Crain’s Health Pulse
September 22, 2016
Researchers at nine New York institutions are among the national recipients of $157 million in grants from a new sevenyear
National Institute of Health initiative that studies the impact of environmental factors on children's health. The NIH announced the awards on
Wednesday by the Environmental Influences on Child Health Outcomes, or ECHO. NYU Langone Medical Center got almost $15 million,
which is going to two researchers over two years:
Clancy Blair, professor of applied psychology, was awarded $5.9 million to expand upon his research through the Family Life Project investigating how early adverse environmental exposures, both psychosocial and chemical, affect children; Dr. Leonardo Trasande, associate professor in pediatrics, environmental medicine and population health is receiving $8.9 million to broaden his research into the short and long-term dangers of chemical contaminants to infant development and early childhood.
At Mount Sinai, Dr. Rosalind Wright and Dr. Robert Wright received almost $9 million for the two year
pilot to study 5,000 children to determine how exposure to a range of environmental factors in early development and childhood affects health later in life.
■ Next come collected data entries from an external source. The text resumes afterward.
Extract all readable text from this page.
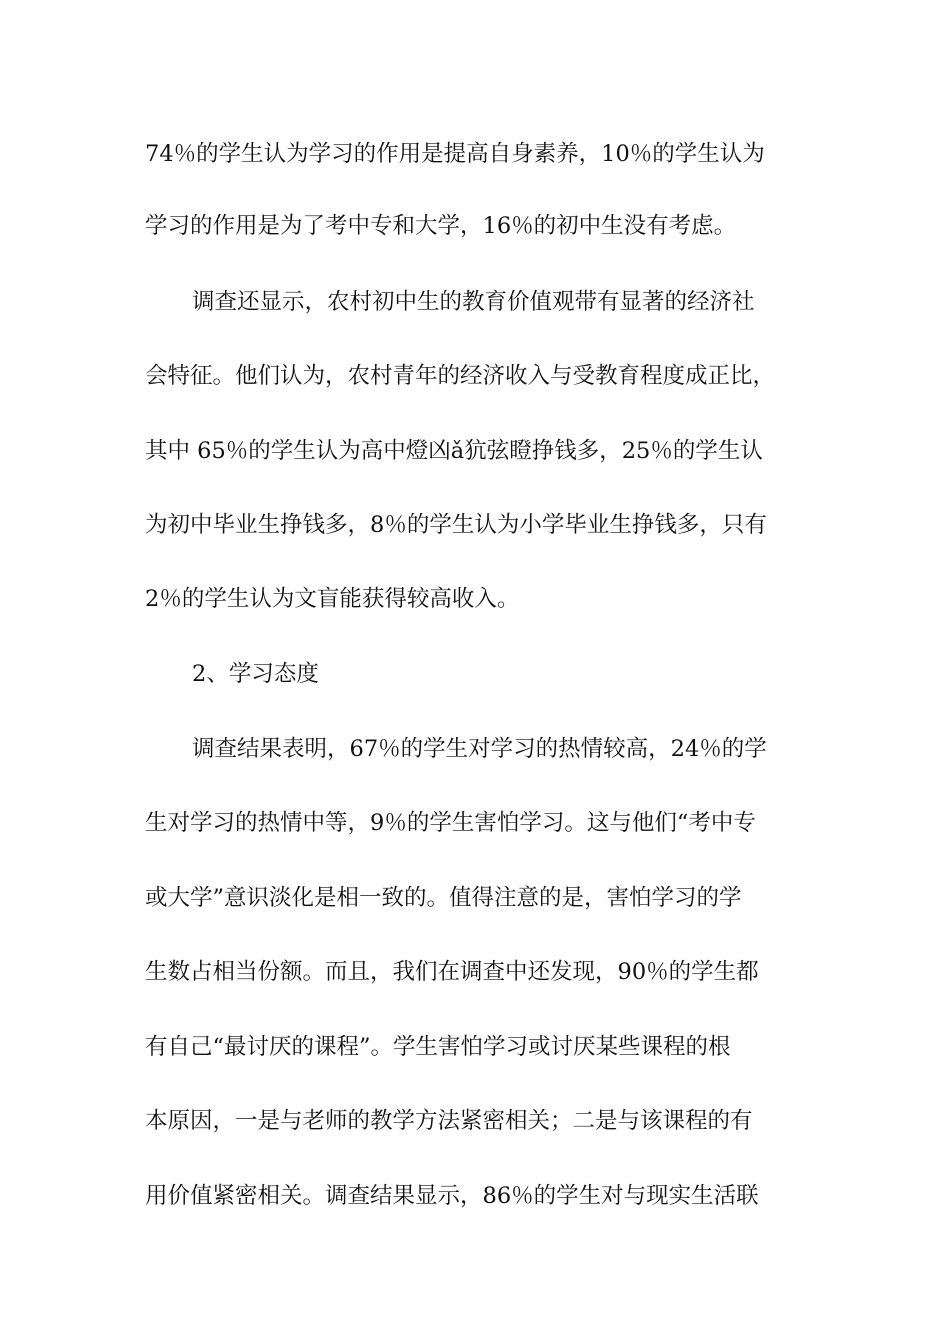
74％的学生认为学习的作用是提高自身素养，10％的学生认为
学习的作用是为了考中专和大学，16％的初中生没有考虑。
调查还显示，农村初中生的教育价值观带有显著的经济社
会特征。他们认为，农村青年的经济收入与受教育程度成正比，
其中 65％的学生认为高中燈凶ǎ犺弦瞪挣钱多，25％的学生认
为初中毕业生挣钱多，8％的学生认为小学毕业生挣钱多，只有
2％的学生认为文盲能获得较高收入。
2、学习态度
调查结果表明，67％的学生对学习的热情较高，24％的学
生对学习的热情中等，9％的学生害怕学习。这与他们“考中专
或大学”意识淡化是相一致的。值得注意的是，害怕学习的学
生数占相当份额。而且，我们在调查中还发现，90％的学生都
有自己“最讨厌的课程”。学生害怕学习或讨厌某些课程的根
本原因，一是与老师的教学方法紧密相关；二是与该课程的有
用价值紧密相关。调查结果显示，86％的学生对与现实生活联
The researchers are partnering with the Inova Translational Medicine Institute, Ben Gurion University, Harvard, Columbia, the University of North Carolina and Northwestern University. In the Bronx, researchers at the Children's Hospital at Montefiore and Montefiore's Albert Einstein College of Medicine will receive a two-year, $5.3 million grant to determine whether exposure to chemicals in neonatal intensive care units, including those present in plastic medical equipment, negatively impacts health. In Long Island, scientists at Northwell Health's Feinstein Institute for Medical Research received a two-year, $3 million grant to research whether babies born to mothers who have autoimmune diseases during pregnancy are at an increased risk for autism spectrum disorders.